Appellant contends that similarly, in Outcalt, the court granted use immunity and thereby erred. However, the common pleas court in Outcalt never purported to grant transactional immunity pursuant to R.C. 2945.44. Conversely, in the case at bar, the trial court expressly informed appellee that he was being granted transactional immunity under R.C. 2945.44 and that such immunity provided that he "shall not be prosecuted or subjected to any criminal penalty in the courts of this state for or on account of any transaction or matter concerning which, in compliance with the order, you give an answer or produce information." Although the court of appeals erroneously focused on the common pleas court's "intent" rather than on what it actually informed appellee, it is apparent that the common pleas court did inform appellee of his transactional immunity and that appellee was entitled to the immunity provided by R.C. 2945.44(B). The fact that in so informing appellee the common pleas court erroneously added a "use immunity" instruction should not derogate from this result. Indeed, the reach of the immunity provided pursuant to R.C. 2945.44 in effect subsumes the more limited use immunity. See, e.g., State v. Thompson (1992), 62 Ohio Misc.2d 555, 559-560, 607 N.E.2d 118, 121. Consequently, appellant's first proposition of law lacks merit.

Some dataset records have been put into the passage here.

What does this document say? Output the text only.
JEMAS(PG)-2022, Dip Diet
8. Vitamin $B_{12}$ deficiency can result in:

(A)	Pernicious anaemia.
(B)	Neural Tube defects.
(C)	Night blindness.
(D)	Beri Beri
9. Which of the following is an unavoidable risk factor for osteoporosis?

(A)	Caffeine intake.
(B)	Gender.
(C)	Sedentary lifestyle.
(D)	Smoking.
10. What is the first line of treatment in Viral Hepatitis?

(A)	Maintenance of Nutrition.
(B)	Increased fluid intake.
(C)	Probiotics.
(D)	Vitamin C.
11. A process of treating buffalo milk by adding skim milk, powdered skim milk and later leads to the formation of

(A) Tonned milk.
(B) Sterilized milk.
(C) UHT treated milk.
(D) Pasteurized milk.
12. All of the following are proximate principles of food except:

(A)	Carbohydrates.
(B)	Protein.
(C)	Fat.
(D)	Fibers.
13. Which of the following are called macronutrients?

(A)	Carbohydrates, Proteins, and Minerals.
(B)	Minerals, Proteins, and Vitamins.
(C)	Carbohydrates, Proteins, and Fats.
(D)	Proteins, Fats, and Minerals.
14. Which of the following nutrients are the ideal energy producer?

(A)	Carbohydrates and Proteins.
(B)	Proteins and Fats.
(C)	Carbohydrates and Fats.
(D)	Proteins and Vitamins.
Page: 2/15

Appellant in his second proposition of law asserts that a grant of R.C. 2945.44 immunity does not totally divest the court of jurisdiction over the person to whom the immunity has been granted so as to constitute a patent and unambiguous lack of jurisdiction. Appellant contends that "while a grant of immunity may act as a shield around the Relator to protect him from prosecution, it does not cause a court...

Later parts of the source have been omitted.